Moving Staff & Communities Toward a Change Effort
Systemic change requires the interrelationships and interdependencies among the parts of the educational system be fully recognized. That is, as a leader, I must continually communicate to all stakeholders how our desired changes are being accompanied by changes in other parts of the system. However, recognizing the interrelationships and interdependences of the education system's parts alone will not bring about a successful change effort. All stakeholders involved must have active ownership over the change effort. The process I have always used in moving staff and communities toward a change effort is anchored on my clear and endless communication of what our shared vision for an ideal education is. This entails breaking out of older mind-sets and through a flattened decision making process, inspiring the development of a passion for that shared vision throughout the group.
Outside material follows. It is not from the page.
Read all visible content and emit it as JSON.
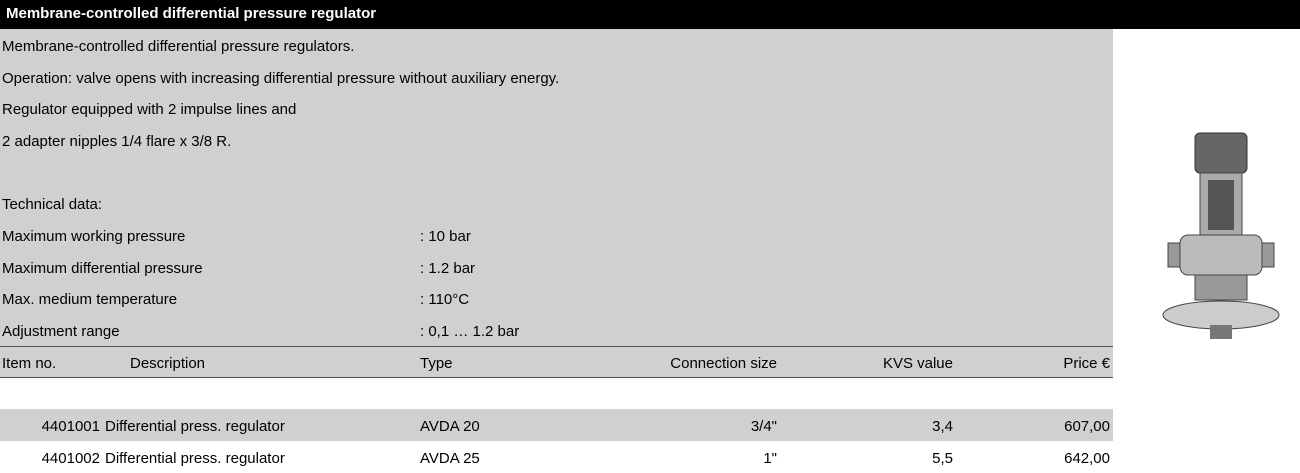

My experience has taught me that simply requiring a change of mind-set is generally not sufficient. Leaders need to foster a break out from older mind-sets by clearly laying out the need for the change and the benefits of the new approach. Similarly, just sharing a vision with stakeholders does not mean that they will adopt it as their own. Building a shared vision requires that a safe environment be established and group-processing skills be reinforced so that a consensus of beliefs may be fostered. By establishing such a consensus, stakeholders become empowered and will develop a sense of ownership for the vision of the ideal.
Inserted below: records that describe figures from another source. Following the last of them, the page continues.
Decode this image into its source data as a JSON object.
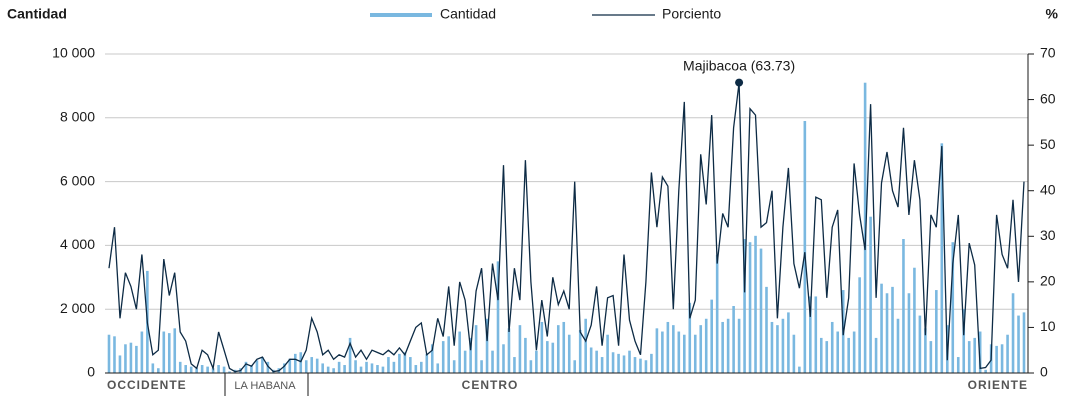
{
  "chart_data": {
    "type": "bar_line",
    "y_label": "Cantidad",
    "y2_label": "%",
    "annotation": "Majibacoa (63.73)",
    "regions": [
      "OCCIDENTE",
      "LA HABANA",
      "CENTRO",
      "ORIENTE"
    ],
    "ylim": [
      0,
      10000
    ],
    "yticks": [
      0,
      {
        "value": 2000,
        "label": "2 000"
      },
      {
        "value": 4000,
        "label": "4 000"
      },
      {
        "value": 6000,
        "label": "6 000"
      },
      {
        "value": 8000,
        "label": "8 000"
      },
      {
        "value": 10000,
        "label": "10 000"
      }
    ],
    "y2lim": [
      0,
      70
    ],
    "y2ticks": [
      0,
      10,
      20,
      30,
      40,
      50,
      60,
      70
    ],
    "grid": true,
    "legend": "top",
    "series": [
      {
        "name": "Cantidad",
        "type": "bar",
        "color": "#7ab8e0",
        "values": [
          1200,
          1150,
          550,
          900,
          950,
          850,
          1300,
          3200,
          300,
          150,
          1300,
          1250,
          1400,
          350,
          250,
          200,
          150,
          250,
          200,
          150,
          250,
          200,
          50,
          100,
          150,
          350,
          250,
          400,
          500,
          350,
          100,
          150,
          300,
          450,
          600,
          650,
          400,
          500,
          450,
          300,
          200,
          150,
          350,
          250,
          1100,
          400,
          200,
          350,
          300,
          250,
          200,
          500,
          350,
          600,
          650,
          500,
          250,
          350,
          600,
          900,
          300,
          1000,
          1150,
          400,
          1300,
          700,
          1100,
          1500,
          400,
          1700,
          700,
          3500,
          900,
          1400,
          500,
          1500,
          1100,
          400,
          700,
          1600,
          1000,
          950,
          1500,
          1600,
          1200,
          400,
          1350,
          1700,
          800,
          700,
          500,
          1200,
          650,
          600,
          550,
          700,
          500,
          450,
          400,
          600,
          1400,
          1300,
          1600,
          1500,
          1300,
          1200,
          2200,
          1200,
          1500,
          1700,
          2300,
          3700,
          1600,
          1700,
          2100,
          1700,
          4200,
          4100,
          4300,
          3900,
          2700,
          1600,
          1500,
          1700,
          1900,
          1200,
          200,
          7900,
          2400,
          2400,
          1100,
          1000,
          1600,
          1300,
          2600,
          1100,
          1300,
          3000,
          9100,
          4900,
          1100,
          2800,
          2500,
          2700,
          1700,
          4200,
          2500,
          3300,
          1800,
          1400,
          1000,
          2600,
          7200,
          1500,
          4100,
          500,
          2000,
          1000,
          1100,
          1300,
          100,
          900,
          850,
          900,
          1200,
          2500,
          1800,
          1900
        ]
      },
      {
        "name": "Porciento",
        "type": "line",
        "axis": "y2",
        "color": "#0d2b45",
        "values": [
          23,
          32,
          12,
          22,
          19,
          14,
          26,
          11,
          4,
          5,
          25,
          17,
          22,
          9,
          7,
          2,
          1,
          5,
          4,
          1,
          9,
          5,
          1,
          0.3,
          0.5,
          2,
          1.5,
          3,
          3.5,
          1.5,
          0.3,
          0.5,
          1.5,
          3,
          3,
          2.5,
          5,
          12,
          9,
          4,
          5,
          3,
          4,
          3.5,
          6.5,
          3.5,
          5,
          3,
          5,
          4.5,
          4,
          5,
          4,
          5.5,
          4,
          7,
          10,
          11,
          4,
          5,
          12,
          8,
          19,
          6,
          20,
          16,
          5,
          18,
          23,
          7,
          24,
          16,
          45.6,
          9,
          23,
          16,
          46.7,
          20,
          5,
          16,
          8,
          21,
          15,
          18,
          14,
          42,
          9,
          7,
          10.5,
          19,
          6,
          16.5,
          17,
          6,
          26,
          11.6,
          7,
          4,
          20,
          44,
          32,
          43,
          41,
          14,
          40,
          59.5,
          12,
          16,
          48,
          37,
          56.6,
          24,
          35,
          32,
          53.8,
          63.73,
          17.7,
          58,
          56.6,
          32,
          33,
          40,
          12,
          32,
          45,
          24,
          18.6,
          26.5,
          12.3,
          38.6,
          38,
          16.5,
          32,
          35.8,
          8.3,
          16.5,
          46,
          34.7,
          27,
          59,
          16.5,
          41.7,
          48.5,
          40,
          36.4,
          53.8,
          34.7,
          46.7,
          38,
          8.3,
          34.7,
          32,
          49.8,
          2.8,
          24,
          34.7,
          8.3,
          28.5,
          23.7,
          1,
          1.2,
          2.8,
          34.7,
          26,
          23,
          38,
          20,
          42
        ]
      }
    ]
  }
}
Generally, I have used the following process for moving a community toward a change effort. First, I begin by establishing (or redefining) my relationship with the community. The willingness of a group to follow a leader is deeply dependent on trust and as such, it is imperative that a positive and trusting relationship be the foundation of the change effort. Next, I assess the community’s readiness for change as well as the school's (or district's) capacity for the change effort. If the entities involved are not ready for the proposed change effort, then the focus needs to be shifted toward providing the necessary constructs for readiness before the change effort is pursued.
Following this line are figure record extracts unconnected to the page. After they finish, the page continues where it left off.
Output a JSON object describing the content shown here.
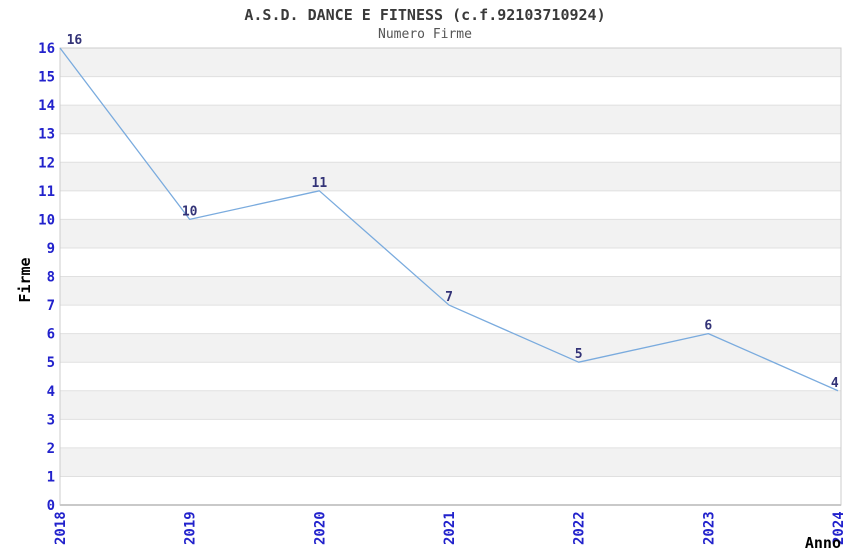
{
  "chart_data": {
    "type": "line",
    "title": "A.S.D. DANCE E FITNESS (c.f.92103710924)",
    "subtitle": "Numero Firme",
    "categories": [
      "2018",
      "2019",
      "2020",
      "2021",
      "2022",
      "2023",
      "2024"
    ],
    "values": [
      16,
      10,
      11,
      7,
      5,
      6,
      4
    ],
    "xlabel": "Anno",
    "ylabel": "Firme",
    "ylim": [
      0,
      16
    ],
    "ytick_step": 1,
    "grid": "horizontal",
    "banded_background": true,
    "legend": "none",
    "colors": {
      "line": "#7aabde",
      "tick_label": "#2222cc",
      "point_label": "#333377",
      "band": "#f2f2f2",
      "gridline": "#e0e0e0",
      "plot_border": "#cccccc",
      "axis_line": "#c9c9c9",
      "title": "#3a3a3a",
      "subtitle": "#555555",
      "axis_title": "#000000"
    }
  }
}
Once the relationship with the group(s) is established or redefined and we determine that the group is ready to undertake the challenge of the change effort, I then assemble and prepare a core team and build their skills/knowledge base for the change effort. The core team then sets out to evaluate competing change efforts to ensure we're not biting off more than we can chew or identify potential synergies. As the initial team gets grounded and makes some progress, I then expand the core team by including respected innovators and creative thinkers who will devote time to designing the change effort and preparing it for deployment. Once the plan of action is created, I expand the core team even further to have broader representation of stakeholder groups as well as to lay the groundwork for consensus building. At this point, the now expanded team members coalesce into small implementation teams to carry forward the change effort based on the shared vision and common beliefs formed and within the parameters of the district’s values/belief framework.
The final steps for guiding a successful change effort includes the development of a system for evaluating the results of the change process. This is done in concert with the designing and implementation of an administrative governance system for the change effort. The system will provide methods for building and maintaining positive political supports, sustaining motivation, continuous building of trust, securing and allocating necessary resources, engaging in self-reflection processes, building and evolving the community of practice as well as organizational memory.
Of course each of these steps include a myriad of more nuanced actions and often lead to steps within steps. However, the process above coupled with clear communication of a vision for an idealized setting has proven successful for me in leadership positions I have held over the years.